Uma instituição de ensino deve ser muito mais que uma preparação para o mercado, ela deve despertar no aluno a importância da pesquisa e investigação, além de estar em sintonia com o futuro. A maior parte dos profissionais formados em cursos superiores preenche as vagas das redes hoteleiras e de empreendimentos de categoria superior, exigentes quanto ao profissionalismo. Contudo, mais de 80% dos empreendimentos hoteleiros são de hotéis independentes e eles também necessitam de qualificação.

A maioria dos pequenos empreendimentos aprendeu a qualificar seus profissionais na prática. Quem nunca ouviu aquela frase: “Aqui se aprende no dia a dia, atrás de um balcão de recepção”. Essa mesma cultura com uma dose de planejamento e acompanhamento de um profissional especializado em Treinamento e Desenvolvimento poderá desenvolver educadores internos, comumente chamados de agente multiplicadores. Como exemplo, a iniciativa do Sindicato patronal de Aparecida e Vale Histórico, no interior de São Paulo. Com apoio de uma ONG e do Ministério do Turismo, realizaram cursos para 900 pessoas, entre recepcionistas, garçons, cozinheiros e camareiras. A mobilização uniu consultores, coordenadores de cursos, secretários de Turismo, professores, vereadores e presidentes de associações em prol da prioridade maior: a qualificação profissional.

Não importa se o empreendimento é grande ou pequeno, há uma necessidade básica: qualificar profissionais e empresários. A proposta por uma qualificação que atinja os diversos universos passa pela compreensão da realidade de cada região, em cada empreendimento. O exemplo de Aparecida é muito pertinente nesse sentido.

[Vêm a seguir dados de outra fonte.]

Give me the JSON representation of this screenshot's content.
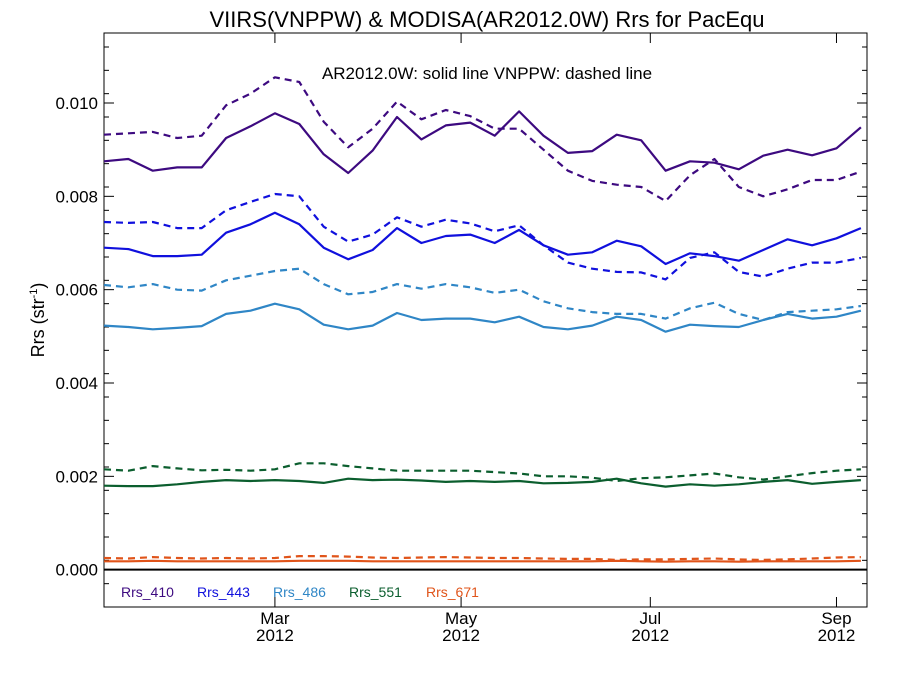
{
  "chart_data": {
    "type": "line",
    "title": "VIIRS(VNPPW) & MODISA(AR2012.0W)  Rrs for PacEqu",
    "annotation": "AR2012.0W: solid line   VNPPW: dashed line",
    "ylabel": "Rrs (str",
    "ylabel_sup": "-1",
    "ylabel_end": ")",
    "xlabel": "",
    "x_units": "days since 2012-01-01",
    "xlim": [
      0,
      250
    ],
    "ylim": [
      -0.0008,
      0.0115
    ],
    "y_ticks": [
      0.0,
      0.002,
      0.004,
      0.006,
      0.008,
      0.01
    ],
    "y_tick_labels": [
      "0.000",
      "0.002",
      "0.004",
      "0.006",
      "0.008",
      "0.010"
    ],
    "x_ticks": [
      {
        "x": 56,
        "month": "Mar",
        "year": "2012"
      },
      {
        "x": 117,
        "month": "May",
        "year": "2012"
      },
      {
        "x": 179,
        "month": "Jul",
        "year": "2012"
      },
      {
        "x": 240,
        "month": "Sep",
        "year": "2012"
      }
    ],
    "grid": false,
    "legend_position": "bottom-left",
    "x": [
      0,
      8,
      16,
      24,
      32,
      40,
      48,
      56,
      64,
      72,
      80,
      88,
      96,
      104,
      112,
      120,
      128,
      136,
      144,
      152,
      160,
      168,
      176,
      184,
      192,
      200,
      208,
      216,
      224,
      232,
      240,
      248
    ],
    "series": [
      {
        "name": "Rrs_410",
        "style": "solid",
        "color": "#3d0a80",
        "values": [
          0.00875,
          0.0088,
          0.00855,
          0.00862,
          0.00862,
          0.00925,
          0.0095,
          0.00978,
          0.00955,
          0.0089,
          0.0085,
          0.00898,
          0.0097,
          0.00922,
          0.00952,
          0.00958,
          0.0093,
          0.00982,
          0.0093,
          0.00893,
          0.00897,
          0.00932,
          0.0092,
          0.00855,
          0.00875,
          0.00872,
          0.00858,
          0.00887,
          0.009,
          0.00888,
          0.00903,
          0.00948
        ]
      },
      {
        "name": "Rrs_410 VNPPW",
        "style": "dashed",
        "color": "#3d0a80",
        "values": [
          0.00932,
          0.00935,
          0.00938,
          0.00925,
          0.0093,
          0.00995,
          0.0102,
          0.01055,
          0.01045,
          0.0096,
          0.00905,
          0.00945,
          0.01003,
          0.00965,
          0.00985,
          0.00972,
          0.00945,
          0.00945,
          0.009,
          0.00855,
          0.00833,
          0.00825,
          0.0082,
          0.0079,
          0.00845,
          0.0088,
          0.0082,
          0.008,
          0.00815,
          0.00835,
          0.00835,
          0.00853
        ]
      },
      {
        "name": "Rrs_443",
        "style": "solid",
        "color": "#1010dd",
        "values": [
          0.0069,
          0.00687,
          0.00672,
          0.00672,
          0.00675,
          0.00722,
          0.0074,
          0.00765,
          0.0074,
          0.0069,
          0.00665,
          0.00685,
          0.00732,
          0.007,
          0.00715,
          0.00718,
          0.007,
          0.00728,
          0.00695,
          0.00675,
          0.0068,
          0.00705,
          0.00693,
          0.00655,
          0.00678,
          0.00672,
          0.00662,
          0.00685,
          0.00708,
          0.00695,
          0.0071,
          0.00732
        ]
      },
      {
        "name": "Rrs_443 VNPPW",
        "style": "dashed",
        "color": "#1010dd",
        "values": [
          0.00745,
          0.00743,
          0.00745,
          0.00732,
          0.00732,
          0.0077,
          0.00788,
          0.00805,
          0.008,
          0.00735,
          0.00703,
          0.00718,
          0.00755,
          0.00735,
          0.0075,
          0.00742,
          0.00725,
          0.00738,
          0.00695,
          0.00658,
          0.00645,
          0.00638,
          0.00637,
          0.00622,
          0.00668,
          0.0068,
          0.00638,
          0.00628,
          0.00645,
          0.00658,
          0.00658,
          0.00668
        ]
      },
      {
        "name": "Rrs_486",
        "style": "solid",
        "color": "#2f86c6",
        "values": [
          0.00523,
          0.0052,
          0.00515,
          0.00518,
          0.00522,
          0.00548,
          0.00555,
          0.0057,
          0.00558,
          0.00525,
          0.00515,
          0.00523,
          0.0055,
          0.00535,
          0.00538,
          0.00538,
          0.0053,
          0.00542,
          0.0052,
          0.00515,
          0.00523,
          0.00542,
          0.00535,
          0.0051,
          0.00525,
          0.00522,
          0.0052,
          0.00535,
          0.00548,
          0.00538,
          0.00542,
          0.00555
        ]
      },
      {
        "name": "Rrs_486 VNPPW",
        "style": "dashed",
        "color": "#2f86c6",
        "values": [
          0.0061,
          0.00605,
          0.00612,
          0.006,
          0.00598,
          0.0062,
          0.0063,
          0.0064,
          0.00645,
          0.00612,
          0.0059,
          0.00595,
          0.00612,
          0.00602,
          0.00612,
          0.00605,
          0.00593,
          0.006,
          0.00575,
          0.0056,
          0.00552,
          0.00548,
          0.00548,
          0.00538,
          0.0056,
          0.00572,
          0.00548,
          0.00535,
          0.00552,
          0.00555,
          0.00558,
          0.00565
        ]
      },
      {
        "name": "Rrs_551",
        "style": "solid",
        "color": "#0b5e2e",
        "values": [
          0.0018,
          0.00179,
          0.00179,
          0.00183,
          0.00188,
          0.00192,
          0.0019,
          0.00192,
          0.0019,
          0.00186,
          0.00195,
          0.00192,
          0.00193,
          0.00191,
          0.00188,
          0.0019,
          0.00188,
          0.0019,
          0.00185,
          0.00186,
          0.00188,
          0.00195,
          0.00185,
          0.00178,
          0.00183,
          0.0018,
          0.00183,
          0.00188,
          0.00192,
          0.00184,
          0.00188,
          0.00192
        ]
      },
      {
        "name": "Rrs_551 VNPPW",
        "style": "dashed",
        "color": "#0b5e2e",
        "values": [
          0.00215,
          0.00212,
          0.00222,
          0.00217,
          0.00213,
          0.00214,
          0.00212,
          0.00215,
          0.00228,
          0.00228,
          0.00222,
          0.00217,
          0.00212,
          0.00212,
          0.00212,
          0.00212,
          0.00209,
          0.00206,
          0.002,
          0.002,
          0.00197,
          0.0019,
          0.00196,
          0.00198,
          0.00202,
          0.00206,
          0.00198,
          0.00193,
          0.002,
          0.00207,
          0.00212,
          0.00215
        ]
      },
      {
        "name": "Rrs_671",
        "style": "solid",
        "color": "#e0541a",
        "values": [
          0.00018,
          0.00018,
          0.00019,
          0.00018,
          0.00018,
          0.00018,
          0.00018,
          0.00018,
          0.00019,
          0.00019,
          0.00019,
          0.00018,
          0.00018,
          0.00018,
          0.00018,
          0.00018,
          0.00018,
          0.00018,
          0.00018,
          0.00018,
          0.00018,
          0.00019,
          0.00018,
          0.00017,
          0.00018,
          0.00018,
          0.00017,
          0.00018,
          0.00018,
          0.00018,
          0.00018,
          0.00019
        ]
      },
      {
        "name": "Rrs_671 VNPPW",
        "style": "dashed",
        "color": "#e0541a",
        "values": [
          0.00025,
          0.00024,
          0.00027,
          0.00025,
          0.00024,
          0.00025,
          0.00024,
          0.00025,
          0.00029,
          0.00029,
          0.00028,
          0.00026,
          0.00025,
          0.00026,
          0.00027,
          0.00026,
          0.00025,
          0.00025,
          0.00024,
          0.00023,
          0.00023,
          0.00021,
          0.00022,
          0.00022,
          0.00023,
          0.00024,
          0.00022,
          0.00021,
          0.00022,
          0.00024,
          0.00026,
          0.00027
        ]
      }
    ],
    "legend": [
      {
        "label": "Rrs_410",
        "color": "#3d0a80"
      },
      {
        "label": "Rrs_443",
        "color": "#1010dd"
      },
      {
        "label": "Rrs_486",
        "color": "#2f86c6"
      },
      {
        "label": "Rrs_551",
        "color": "#0b5e2e"
      },
      {
        "label": "Rrs_671",
        "color": "#e0541a"
      }
    ]
  }
}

Para o profissional fica o grande desafio de torna-se independente, conduzir sua carreira de forma autônoma. O sucesso de uma carreira no mercado hoteleiro necessita de muito esforço e planejamento. O mercado carece de profissionais com habilidades múltiplas – o que vai além de saber fazer diversas atividades. O profissional tem que ser facilitador e ter a competência de avaliar e solucionar problemas, de julgar e agir, aprender e transferir aprendizagem. O desenvolvimento de profissionais polivalentes exige empresas e líderes polivalentes.

Márcio Moraes é especialista em planejamento de carreira no mercado de hospitalidade,  está na hotelaria há mais de 20 anos. Sócio-fundador da QI.